Spritmonitor
- Available in: German, English, French, Spanish
- Owner: Fisch und Fischl GmbH
- Website: www.spritmonitor.de
- Registration: Optional
- Users: 880,000
- Launched: January 2001

= Spritmonitor =

German website

Spritmonitor is a German website that collects and delivers information about the fuel consumption and electric energy consumption of vehicles under real-life conditions. The database is provided by the users of the website themselves (crowdsourcing) who log the fuel-ups and charge-ups of their vehicles in the system.

== History ==
The website was created by Thomas Fischl and Dominik Fisch as a side project to their study of computer science at the University of Passau, Germany in 2001. Initially, the project was known under the name „Consumption Tables“ and was renamed to „Spritmonitor“ after a testing phase („Sprit“ is in Germany colloquial speech for fuel). The website is operated and owned by the Fisch und Fischl GmbH company which was founded in 2008.

== Functions ==
Spritmonitor offers two main functions:

First, it is possible for a car owner to log and track fuel up data and all vehicle-based expenses in the system. Based on this data many different analyses can be performed (e.g., fuel consumption depending on season, kind of fuel, used tires, etc.). The system supports conventional gasoline and diesel internal combustion vehicles, bivalent vehicles powered by liquefied petroleum gas or compressed natural gas as well as electric vehicles.
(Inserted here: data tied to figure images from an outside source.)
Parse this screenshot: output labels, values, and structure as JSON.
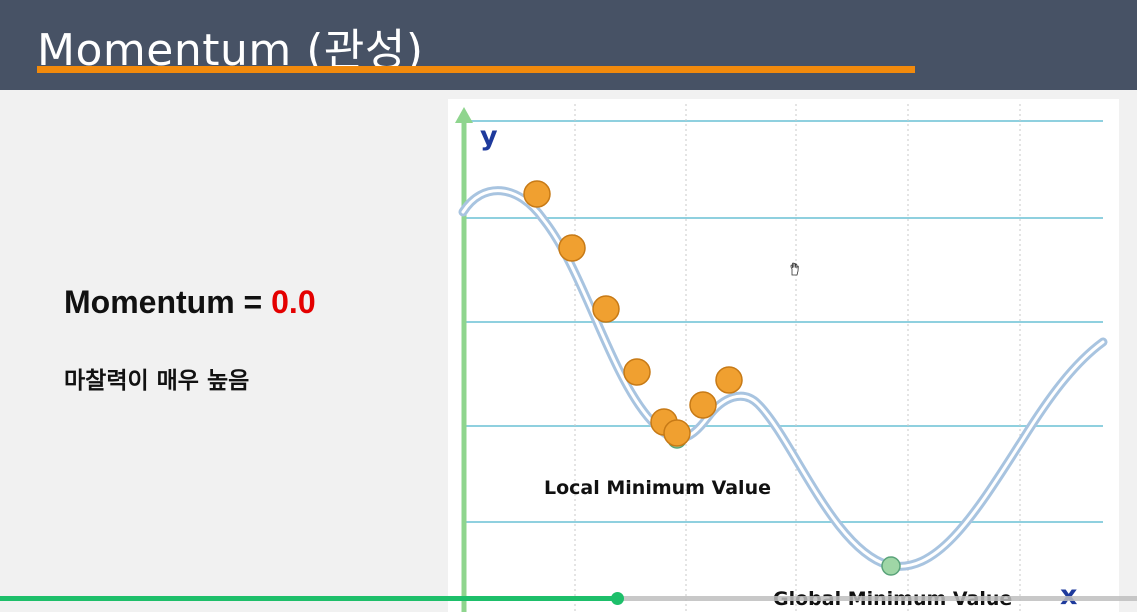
{
  "slide": {
    "title": "Momentum (관성)",
    "momentum_label": "Momentum = ",
    "momentum_value": "0.0",
    "friction_note": "마찰력이 매우 높음"
  },
  "colors": {
    "header_bg": "#475265",
    "title_underline": "#f28a0c",
    "momentum_value": "#e40000",
    "ball_fill": "#f0a030",
    "global_min_marker": "#9fd6a6",
    "curve": "#a8c4e0",
    "grid": "#8fd0df",
    "y_axis": "#8fd58e",
    "axis_label": "#1e3a9c",
    "progress": "#1dbf6a"
  },
  "chart_data": {
    "type": "diagram",
    "y_axis_label": "y",
    "x_axis_label": "x",
    "annotations": {
      "local_min": "Local Minimum Value",
      "global_min": "Global Minimum Value"
    },
    "balls": [
      1,
      2,
      3,
      4,
      5,
      6,
      7,
      8
    ]
  },
  "playback": {
    "progress_fraction": 0.543
  },
  "icons": {
    "cursor": "hand-cursor-icon"
  }
}
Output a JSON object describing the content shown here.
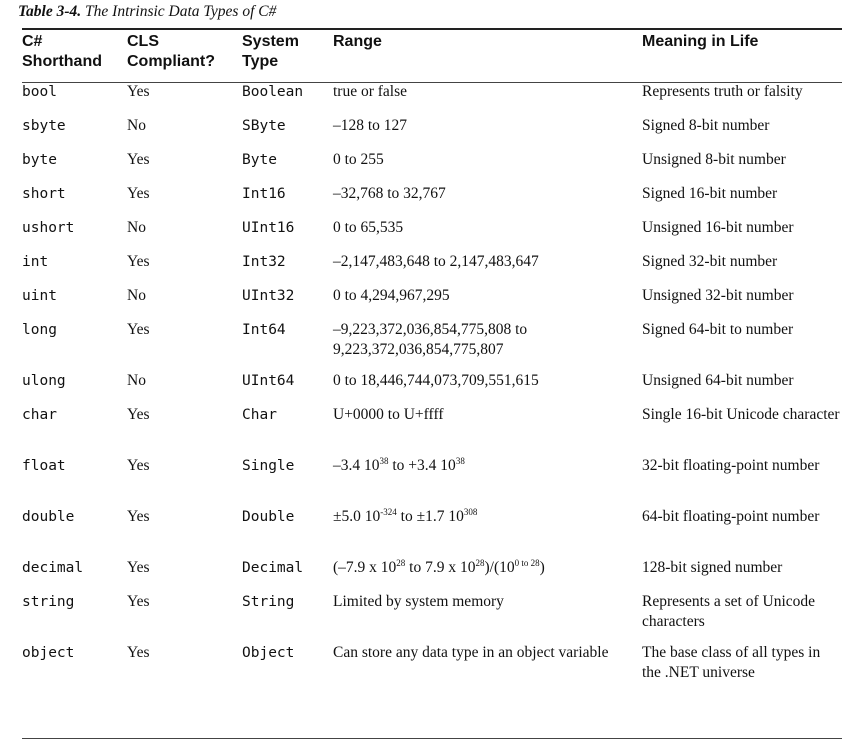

Second, the data base entries of Spritmonitor users can be viewed and analysed by others. Thereby, future car owners do not only have to rely on the fuel consumption published by car manufacturers but they can also get information about the-to-be-expected real-life fuel consumption of a vehicle before buying it.

Spritmonitor can be used on the road with the corresponding iPhone-, Android-, and Windows Phone-Apps as well as with the mobile version of the website. There is also an API (application programming interface) available which can be used to connect external applications to Spritmonitor.

== Use in scientific studies and tests ==
The Spritmonitor data base has reached such a significance in size and quality that it can be used in scientific studies. The ICCT uses the data set in its annual report “From Laboratory To Road” as well as Transport and Environment in its studies “Mind The Gap” and “How clean are electric cars?”. Also the Deutsche Umwelthilfe refers to Spritmonitor in its publication “Verbrauchsabweichungen in Deutschland und den USA”.

Besides those scientific studies, the Spritmonitor data is also used in vehicles tests of different media. The German consumer organisation Stiftung Warentest also references Spritmonitor in their guide to buying used cars.

== Figures ==
The Spritmonitor data base contains over 1,3 million vehicles of 880,000 users. All the users together logged over 56 million fuel-ups which correspond to a driven distance of 28 billion kilometres.